Les tribulations infligées à Mahomet par les Mecquois
Dès les premiers ralliements à ce nouveau mouvement religieux qui n'a pas encore de nom, les Qoraïchites qui gouvernent la cité s'inquiètent. Un peu plus de quatre ans après la première Révélation (610), le nombre des fidèles au monothéisme prêché par Mahomet se multiplie. Ils subissent alors les premières persécutions. Déjà, l'accès au sanctuaire de la Ka'ba est interdit à Mahomet qui passe outre malgré les lapidations dont il est victime. Ces événements déclenchent chez Mahomet la conscience de son identité de prophète. Sa religion est combattue et ses disciples poursuivis, traqués, expulsés de La Mecque en 616, par décret des Qoraïchites. Leur nombre s'accroît néanmoins de façon toujours plus inquiétante. Alors les Mecquois emploient les grands moyens. Dans le sanctuaire de la Ka'ba est affichée une ordonnance de mise hors la loi -une sahifa- contre ces nouveaux croyants. Plus aucun Mecquois ne doit avoir de relation avec l'un de ces nouveaux croyants. La tension est à son comble. Mahomet échappe à un complot. Il quitte La Mecque, rejoint Médine, au nord, le 16 juillet 622. Ce jour est désormais le premier jour du calendrier musulman, le premier jour anniversaire de la "migration" du Prophète, de l' Hégire —Hidjrah— qui veut dire "séparation", "rupture".
Installation à Médine
Quand la Mosquée de Qobâ fut construite, près de Médine où le père du Prophète a été enterré (6), elle le fut pour abriter tous ceux qui croyaient en un Dieu unique, pour les honafâ (7).
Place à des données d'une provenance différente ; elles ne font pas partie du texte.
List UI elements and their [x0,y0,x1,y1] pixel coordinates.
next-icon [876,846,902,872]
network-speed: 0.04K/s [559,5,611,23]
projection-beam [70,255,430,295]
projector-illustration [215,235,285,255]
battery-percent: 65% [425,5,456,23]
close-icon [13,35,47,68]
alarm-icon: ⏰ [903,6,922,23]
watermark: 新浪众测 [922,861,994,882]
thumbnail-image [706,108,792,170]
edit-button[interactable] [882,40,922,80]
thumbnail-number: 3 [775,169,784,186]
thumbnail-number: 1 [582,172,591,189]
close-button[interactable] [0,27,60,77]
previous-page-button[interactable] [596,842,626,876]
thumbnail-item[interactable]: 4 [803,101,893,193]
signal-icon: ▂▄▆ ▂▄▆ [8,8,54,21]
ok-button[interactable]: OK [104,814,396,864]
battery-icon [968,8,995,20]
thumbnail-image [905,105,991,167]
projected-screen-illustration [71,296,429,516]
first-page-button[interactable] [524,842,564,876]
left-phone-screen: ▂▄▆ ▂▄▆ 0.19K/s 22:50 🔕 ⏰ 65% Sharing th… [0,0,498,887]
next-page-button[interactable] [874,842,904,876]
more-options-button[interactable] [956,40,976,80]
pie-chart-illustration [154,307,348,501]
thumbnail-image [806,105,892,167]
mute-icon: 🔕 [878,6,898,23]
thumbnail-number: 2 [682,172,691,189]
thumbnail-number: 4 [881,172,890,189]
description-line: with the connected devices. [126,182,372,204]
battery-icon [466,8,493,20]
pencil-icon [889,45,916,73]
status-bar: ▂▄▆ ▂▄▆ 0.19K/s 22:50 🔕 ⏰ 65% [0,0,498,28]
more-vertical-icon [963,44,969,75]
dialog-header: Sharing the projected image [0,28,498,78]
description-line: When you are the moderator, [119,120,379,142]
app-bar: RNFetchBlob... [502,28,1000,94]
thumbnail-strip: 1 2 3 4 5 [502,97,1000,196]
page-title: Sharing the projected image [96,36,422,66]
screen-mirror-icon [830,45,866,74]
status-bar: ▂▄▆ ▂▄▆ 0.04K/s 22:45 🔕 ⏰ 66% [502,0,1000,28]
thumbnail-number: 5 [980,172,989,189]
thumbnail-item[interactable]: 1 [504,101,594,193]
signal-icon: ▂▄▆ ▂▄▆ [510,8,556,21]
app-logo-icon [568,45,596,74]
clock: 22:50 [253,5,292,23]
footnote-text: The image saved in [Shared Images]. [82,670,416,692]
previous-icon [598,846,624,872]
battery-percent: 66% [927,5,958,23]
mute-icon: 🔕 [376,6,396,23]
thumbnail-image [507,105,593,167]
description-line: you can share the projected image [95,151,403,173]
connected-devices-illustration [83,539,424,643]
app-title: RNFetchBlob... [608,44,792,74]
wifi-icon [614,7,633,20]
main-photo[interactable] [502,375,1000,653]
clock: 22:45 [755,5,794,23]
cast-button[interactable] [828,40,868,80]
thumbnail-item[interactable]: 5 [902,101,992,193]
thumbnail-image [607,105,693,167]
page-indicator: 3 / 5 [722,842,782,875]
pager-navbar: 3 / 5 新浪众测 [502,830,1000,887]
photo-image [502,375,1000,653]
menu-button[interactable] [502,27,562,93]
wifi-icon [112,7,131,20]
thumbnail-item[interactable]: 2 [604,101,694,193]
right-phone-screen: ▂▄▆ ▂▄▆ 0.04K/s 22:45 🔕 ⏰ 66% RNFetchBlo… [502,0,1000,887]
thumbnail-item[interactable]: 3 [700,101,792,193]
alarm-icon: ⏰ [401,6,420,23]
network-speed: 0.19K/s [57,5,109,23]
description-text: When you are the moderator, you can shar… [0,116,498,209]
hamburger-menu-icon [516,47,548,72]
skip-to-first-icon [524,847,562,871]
Les croyants de Médine, à l'origine, prient en direction de Jérusalem, la ville sainte des juifs et des chrétiens. Mahomet souhaitait initialement placer l'Islam au rang de ces deux grandes religions. Mais l'Islam n'allait-il pas souffrir de la confusion ?
Le statut de Prophète lui étant contesté par les juifs de Médine, Mahomet ordonne alors qu'on prie non plus tourné vers Jérusalem, mais vers La Mecque. La direction de la prière —la qibla— en est un élément essentiel. "Si l'Orient et l'Occident appartiennent à Dieu, de telle sorte que vers quelque lieu que se tournent les regards ils rencontrent la face de Dieu" (8) (...) "nous distinguerons (ainsi) ceux qui suivent l'Envoyé de Dieu de ceux qui retournent à l'infidélité" (9). "Où que vous soyez, tournez votre face dans la direction de la Mosquée Sacrée" (de La Mecque) (10).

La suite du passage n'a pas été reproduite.